N’est pas CNews qui veut…
Épuisé par les bugs techniques et visiblement mal à l’aise face à la direction que prenait la nouvelle chaîne, Neil est parti en vacances après seulement deux semaines d’émissions, vacances qui se sont prolongés pendant tout l’été. Une autre pomme de discorde aurait été le désir de Neil de présenter des émissions depuis le sud de la France où il possède une maison.

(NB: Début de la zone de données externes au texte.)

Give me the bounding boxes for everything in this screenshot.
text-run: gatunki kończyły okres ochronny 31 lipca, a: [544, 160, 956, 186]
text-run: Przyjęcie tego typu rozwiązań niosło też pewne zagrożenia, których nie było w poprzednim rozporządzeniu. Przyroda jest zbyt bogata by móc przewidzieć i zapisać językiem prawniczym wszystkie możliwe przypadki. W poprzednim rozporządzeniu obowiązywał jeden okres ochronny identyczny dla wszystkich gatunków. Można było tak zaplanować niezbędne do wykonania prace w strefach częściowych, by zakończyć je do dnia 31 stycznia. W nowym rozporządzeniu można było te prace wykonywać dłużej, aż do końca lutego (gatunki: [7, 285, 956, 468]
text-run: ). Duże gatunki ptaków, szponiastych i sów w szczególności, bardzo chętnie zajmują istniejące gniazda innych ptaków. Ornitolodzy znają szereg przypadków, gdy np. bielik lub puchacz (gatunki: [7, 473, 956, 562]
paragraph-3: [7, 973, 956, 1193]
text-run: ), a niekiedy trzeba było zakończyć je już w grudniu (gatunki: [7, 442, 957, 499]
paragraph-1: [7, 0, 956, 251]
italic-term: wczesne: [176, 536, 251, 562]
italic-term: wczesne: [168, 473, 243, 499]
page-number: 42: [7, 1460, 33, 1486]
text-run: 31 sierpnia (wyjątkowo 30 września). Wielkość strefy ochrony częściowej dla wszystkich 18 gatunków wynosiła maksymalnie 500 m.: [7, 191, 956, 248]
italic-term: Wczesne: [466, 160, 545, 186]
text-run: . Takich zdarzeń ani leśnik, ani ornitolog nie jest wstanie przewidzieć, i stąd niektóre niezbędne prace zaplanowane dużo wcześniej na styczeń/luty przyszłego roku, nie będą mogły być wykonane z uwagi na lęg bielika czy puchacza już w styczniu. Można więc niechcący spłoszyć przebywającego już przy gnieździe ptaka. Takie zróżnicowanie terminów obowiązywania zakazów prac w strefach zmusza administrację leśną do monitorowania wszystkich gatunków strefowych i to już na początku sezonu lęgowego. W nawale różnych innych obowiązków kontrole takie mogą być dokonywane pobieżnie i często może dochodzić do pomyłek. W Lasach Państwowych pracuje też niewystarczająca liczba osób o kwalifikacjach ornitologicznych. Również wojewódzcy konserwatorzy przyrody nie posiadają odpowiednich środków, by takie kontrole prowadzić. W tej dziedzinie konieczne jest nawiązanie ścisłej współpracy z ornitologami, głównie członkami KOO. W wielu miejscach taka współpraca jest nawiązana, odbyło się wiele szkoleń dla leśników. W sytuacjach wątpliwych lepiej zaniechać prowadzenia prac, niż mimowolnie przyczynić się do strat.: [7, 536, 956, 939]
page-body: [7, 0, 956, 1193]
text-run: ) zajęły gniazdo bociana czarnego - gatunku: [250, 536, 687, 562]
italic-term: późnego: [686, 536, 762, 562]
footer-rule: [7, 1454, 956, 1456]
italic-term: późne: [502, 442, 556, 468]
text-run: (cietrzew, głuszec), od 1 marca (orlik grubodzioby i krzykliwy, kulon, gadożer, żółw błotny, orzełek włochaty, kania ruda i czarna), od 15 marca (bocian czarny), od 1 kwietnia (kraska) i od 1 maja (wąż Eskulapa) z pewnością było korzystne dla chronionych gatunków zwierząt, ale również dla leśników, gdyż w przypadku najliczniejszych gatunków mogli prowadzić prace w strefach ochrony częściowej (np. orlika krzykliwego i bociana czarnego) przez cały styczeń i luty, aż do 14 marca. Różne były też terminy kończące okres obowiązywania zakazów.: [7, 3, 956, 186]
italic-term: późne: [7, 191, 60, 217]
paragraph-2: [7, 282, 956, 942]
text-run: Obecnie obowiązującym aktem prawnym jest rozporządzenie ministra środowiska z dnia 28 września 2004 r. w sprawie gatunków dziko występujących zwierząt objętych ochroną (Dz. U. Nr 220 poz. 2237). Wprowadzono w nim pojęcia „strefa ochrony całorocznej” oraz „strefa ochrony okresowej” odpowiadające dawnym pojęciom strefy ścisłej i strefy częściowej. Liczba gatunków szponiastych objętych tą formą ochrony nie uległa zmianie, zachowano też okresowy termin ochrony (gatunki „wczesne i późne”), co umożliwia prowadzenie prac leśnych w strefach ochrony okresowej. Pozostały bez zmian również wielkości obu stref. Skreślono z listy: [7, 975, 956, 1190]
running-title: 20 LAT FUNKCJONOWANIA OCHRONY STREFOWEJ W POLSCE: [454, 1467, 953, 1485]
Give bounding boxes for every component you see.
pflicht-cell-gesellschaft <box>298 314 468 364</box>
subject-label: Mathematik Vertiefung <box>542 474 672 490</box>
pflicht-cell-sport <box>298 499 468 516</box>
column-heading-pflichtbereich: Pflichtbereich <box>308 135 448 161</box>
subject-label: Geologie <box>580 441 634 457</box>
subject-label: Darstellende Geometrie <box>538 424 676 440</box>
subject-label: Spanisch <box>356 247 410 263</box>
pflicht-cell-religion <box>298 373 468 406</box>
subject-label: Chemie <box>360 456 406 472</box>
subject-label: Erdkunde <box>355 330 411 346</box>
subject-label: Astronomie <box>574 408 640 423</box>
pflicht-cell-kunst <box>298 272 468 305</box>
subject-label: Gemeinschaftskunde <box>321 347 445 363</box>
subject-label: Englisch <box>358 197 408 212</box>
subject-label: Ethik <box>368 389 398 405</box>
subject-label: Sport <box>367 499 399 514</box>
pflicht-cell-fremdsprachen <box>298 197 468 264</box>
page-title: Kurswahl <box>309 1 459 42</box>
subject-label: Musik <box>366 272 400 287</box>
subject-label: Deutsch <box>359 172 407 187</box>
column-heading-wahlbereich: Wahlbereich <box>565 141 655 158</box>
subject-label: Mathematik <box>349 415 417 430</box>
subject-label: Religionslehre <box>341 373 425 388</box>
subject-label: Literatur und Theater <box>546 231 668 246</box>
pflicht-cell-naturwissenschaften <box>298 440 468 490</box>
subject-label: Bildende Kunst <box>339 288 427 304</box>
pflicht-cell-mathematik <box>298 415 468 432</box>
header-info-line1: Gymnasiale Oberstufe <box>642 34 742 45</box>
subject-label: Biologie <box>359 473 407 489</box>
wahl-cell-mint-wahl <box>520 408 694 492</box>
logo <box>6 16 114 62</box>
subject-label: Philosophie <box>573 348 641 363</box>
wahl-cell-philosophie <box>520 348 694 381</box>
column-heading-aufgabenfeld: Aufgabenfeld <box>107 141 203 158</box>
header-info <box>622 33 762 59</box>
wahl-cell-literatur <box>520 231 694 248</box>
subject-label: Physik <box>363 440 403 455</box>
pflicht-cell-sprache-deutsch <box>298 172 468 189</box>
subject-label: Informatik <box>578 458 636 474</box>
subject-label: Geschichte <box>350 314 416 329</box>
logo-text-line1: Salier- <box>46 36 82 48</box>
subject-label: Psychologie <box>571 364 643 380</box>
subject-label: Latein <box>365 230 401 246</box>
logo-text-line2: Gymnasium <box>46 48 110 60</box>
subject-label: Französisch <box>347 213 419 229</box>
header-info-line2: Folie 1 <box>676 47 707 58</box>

Il est cependant clair que le différend principal entre Neil et le PDG de la chaîne, Angelos Frangopoulos, concerne la vision de GB News, ce dernier étant en faveur d’une Fox-isation totale. Personne n’est donc vraiment surpris quand, enfin, le 13 septembre, Neil annonce sa démission. Initialement, les relations semblent cordiales entre lui et son ancien employeur, Neil devant rester comme intervenant occasionnel dans l’émission de Farage, mais la semaine dernière tout a changé, Neil annonçant avec fracas qu’il ne mettrait jamais plus les pieds chez GB News. La chaîne continue de lutter pour attirer les téléspectateurs. Avec un paysage dominé encore par le duopole de la BBC et Sky News, la Grande Bretagne, à la différence de la France, ne semble pas prête pour plus de deux chaînes d’information.